Low differentiated cancer stem cells which are close to embryo cells and are responsible for cancer recurrence and metastasis found in many cancers. Mifepristone decreases the growth of cancer stem cells by increasing the miRNA-153 levels.148 Mifepristone decreases the level of anti- apoptotic protein Bcl-2 and increases the levels of pro-apoptotic protein Bax leading to apoptosis in high-grade gliomas.149 Mifepristone therapy may provide a method to halt metastatic lung cancer positive for the PD-L1 marker when check-point inhibitors are no longer effective.150
Mifepristone can be repurposed to treat breast cancer151, metastatic ovarian cancer152, uveal melanoma cells153, prostate cancer154, etc. It is considered a safe drug that, even with prolonged use, has relatively mild adverse effects. Mifepristone is recommended to be used together with other drugs, and AFP should be one of them. A hydrophobic mifepristone (429.6 Da) has a half-life of 18 hours, it binds albumin and should bind AFP/pAFP too. Mifepristone meets the requirements named earlier: it is non-mutagenic, non- carcinogenic, apoptosis inducer, have several mechanisms of action, chemically stable, with analytical assay developed, and cheap.

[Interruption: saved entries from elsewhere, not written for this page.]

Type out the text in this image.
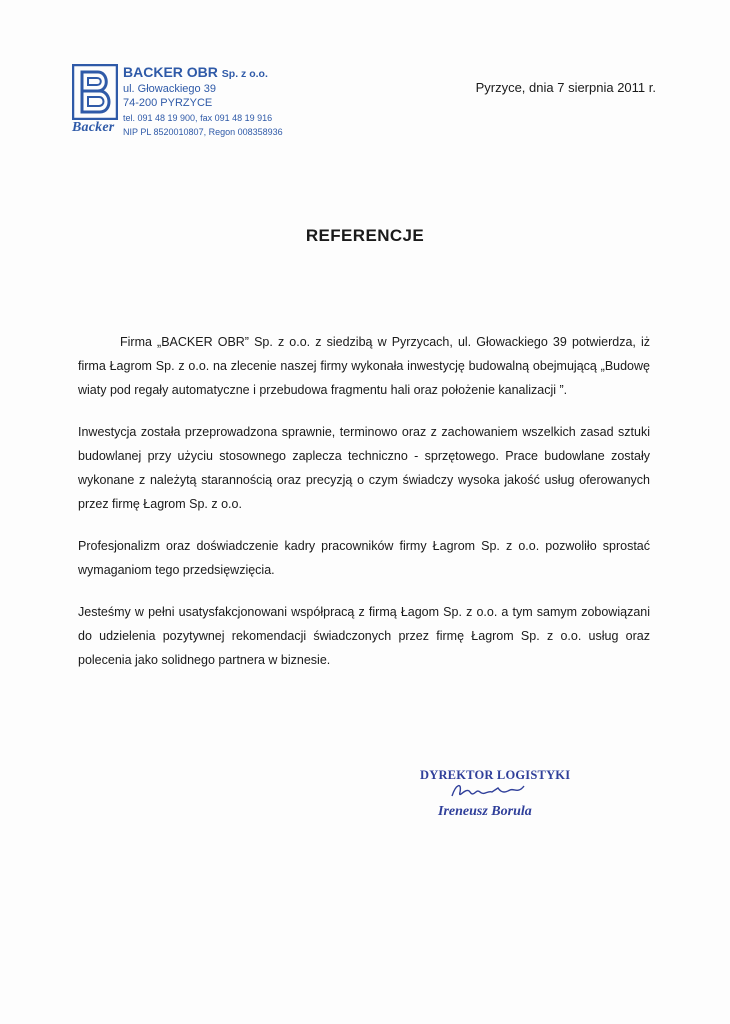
Backer
BACKER OBR Sp. z o.o.
ul. Głowackiego 39
74-200 PYRZYCE
tel. 091 48 19 900, fax 091 48 19 916
NIP PL 8520010807, Regon 008358936
Pyrzyce, dnia 7 sierpnia 2011 r.
REFERENCJE

Firma „BACKER OBR” Sp. z o.o. z siedzibą w Pyrzycach, ul. Głowackiego 39 potwierdza, iż firma Łagrom Sp. z o.o. na zlecenie naszej firmy wykonała inwestycję budowalną obejmującą „Budowę wiaty pod regały automatyczne i przebudowa fragmentu hali oraz położenie kanalizacji ”.

Inwestycja została przeprowadzona sprawnie, terminowo oraz z zachowaniem wszelkich zasad sztuki budowlanej przy użyciu stosownego zaplecza techniczno - sprzętowego. Prace budowlane zostały wykonane z należytą starannością oraz precyzją o czym świadczy wysoka jakość usług oferowanych przez firmę Łagrom Sp. z o.o.

Profesjonalizm oraz doświadczenie kadry pracowników firmy Łagrom Sp. z o.o. pozwoliło sprostać wymaganiom tego przedsięwzięcia.

Jesteśmy w pełni usatysfakcjonowani współpracą z firmą Łagom Sp. z o.o. a tym samym zobowiązani do udzielenia pozytywnej rekomendacji świadczonych przez firmę Łagrom Sp. z o.o. usług oraz polecenia jako solidnego partnera w biznesie.

DYREKTOR LOGISTYKI
Ireneusz Borula
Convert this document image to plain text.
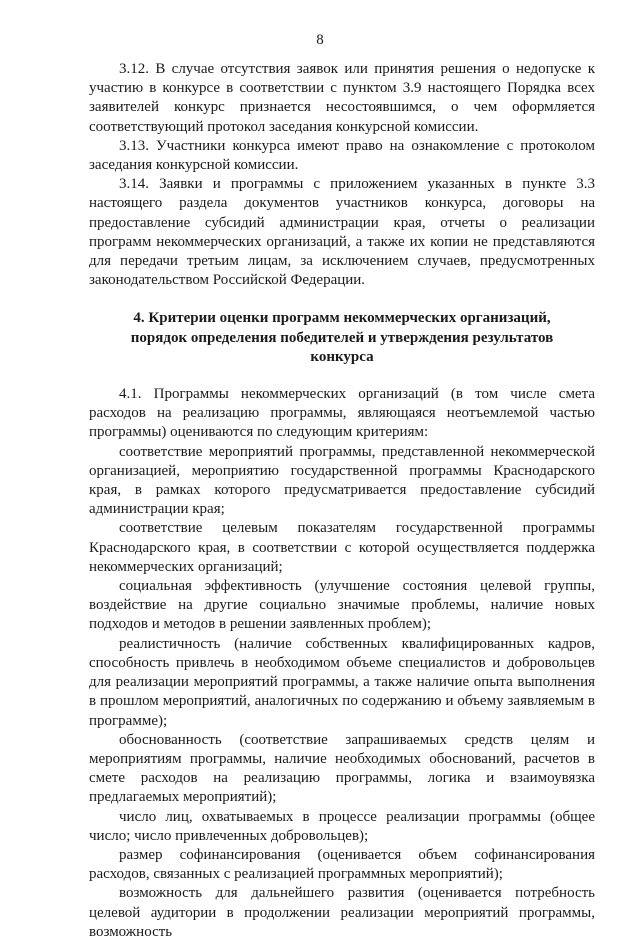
8

3.12. В случае отсутствия заявок или принятия решения о недопуске к участию в конкурсе в соответствии с пунктом 3.9 настоящего Порядка всех заявителей конкурс признается несостоявшимся, о чем оформляется соответствующий протокол заседания конкурсной комиссии.

3.13. Участники конкурса имеют право на ознакомление с протоколом заседания конкурсной комиссии.

3.14. Заявки и программы с приложением указанных в пункте 3.3 настоящего раздела документов участников конкурса, договоры на предоставление субсидий администрации края, отчеты о реализации программ некоммерческих организаций, а также их копии не представляются для передачи третьим лицам, за исключением случаев, предусмотренных законодательством Российской Федерации.

4. Критерии оценки программ некоммерческих организаций,
порядок определения победителей и утверждения результатов
конкурса

4.1. Программы некоммерческих организаций (в том числе смета расходов на реализацию программы, являющаяся неотъемлемой частью программы) оцениваются по следующим критериям:

соответствие мероприятий программы, представленной некоммерческой организацией, мероприятию государственной программы Краснодарского края, в рамках которого предусматривается предоставление субсидий администрации края;

соответствие целевым показателям государственной программы Краснодарского края, в соответствии с которой осуществляется поддержка некоммерческих организаций;

социальная эффективность (улучшение состояния целевой группы, воздействие на другие социально значимые проблемы, наличие новых подходов и методов в решении заявленных проблем);

реалистичность (наличие собственных квалифицированных кадров, способность привлечь в необходимом объеме специалистов и добровольцев для реализации мероприятий программы, а также наличие опыта выполнения в прошлом мероприятий, аналогичных по содержанию и объему заявляемым в программе);

обоснованность (соответствие запрашиваемых средств целям и мероприятиям программы, наличие необходимых обоснований, расчетов в смете расходов на реализацию программы, логика и взаимоувязка предлагаемых мероприятий);

число лиц, охватываемых в процессе реализации программы (общее число; число привлеченных добровольцев);

размер софинансирования (оценивается объем софинансирования расходов, связанных с реализацией программных мероприятий);

возможность для дальнейшего развития (оценивается потребность целевой аудитории в продолжении реализации мероприятий программы, возможность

PAFP-ATR or pAFP-TG capsules were most effective in patients with small metastases. AFP being pre-bound, injected separately, or taken orally (pAFP) with mifepristone is expected to be as effective in early cancer and metastasis prevention as mifepristone pills in pregnancy prevention. PAFP does not need high purity making manufacturing cheap and pAFP-mifepristone capsules affordable for all in need. Early cancer and metastasis prophylactics with oral AFP/pAFP- drugs or toxins (mifepristone, TG, ATR, rotenone, etc.) could be elegantly simple and very close at hand.
Cancer patients have elevated MDSCs levels, and AFP-binding cells are present in most solid and liquid cancers. Hence, AFP-toxin immuno/chemotherapy is not personalized, and there is no need to preselect patients for cancer treatment or prophylactics.

Conclusions
AFP is an immune suppressor and delivery protein that embryo cells secrete to cancel the mother’s immune attack. Delivering nutrients, AFP corrupts the top regulatory myeloid cells, which suppress both innate and adaptive immunity. This mechanism works not only during pregnancy, but also in cancer, and many other physiological and pathological conditions. For that reason, MDSC is the efficient target for different immunotherapies.

MDSCs play a positive and negative role in regulating the immune response. In certain pathological conditions, MDSCs act as a double- edged sword, either favoring disease outcome or exacerbating disease progression. The activity or viability of MDSCs can be adjusted by drugs. AFP becomes a revolutionary immunotherapy drug by delivering definite drugs to MDSCs. Thus, AFP with AFP-binding anti-inflammatory drugs can suppress immune reactions in settings where they are hyperactive.
On the other hand, AFP with AFP-binding toxin can treat cancer (Fig. 5).

Figure. 5. AFP binds the drug or toxin and stimulate MDSCs for immune suppression or deplete them and unleash NK cells for cancer immunotherapy.

Cancer patients have elevated MDSCs levels, and AFP-binding cells are present in most solid and liquid cancers. For that reason, AFP-toxin is the powerful synergy of the potent cancer immunotherapy with the targeted chemotherapy. The result is a dual-pronged therapy with targeted lethality. AFP-toxin immuno/chemotherapy is not personalized, and there is no need to preselect patients for treatment.

The discovery of the anti-cancer mechanism of action of pAFP with toxins non-covalent complexes administered orally needs research. Immunotherapy action prevails over AFP-toxin chemotherapy one because the available targets for complexes are dendritic cells and macrophages in the lymph nodes, not distant cancer cells.
Cancer treatment and early cancer and metastasis prevention are different issues, and they could use different approaches. Cancer is a kind of reversal to an embryonic state with a similar immune system adjustment. Mifepristone pills are currently used to prevent early pregnancy. It is inferred that oral formulations of pAFP-mifepristone or mifepristone pills plus AFP injections could prevent early cancer and metastasis. Cancer prophylactics become available to everyone.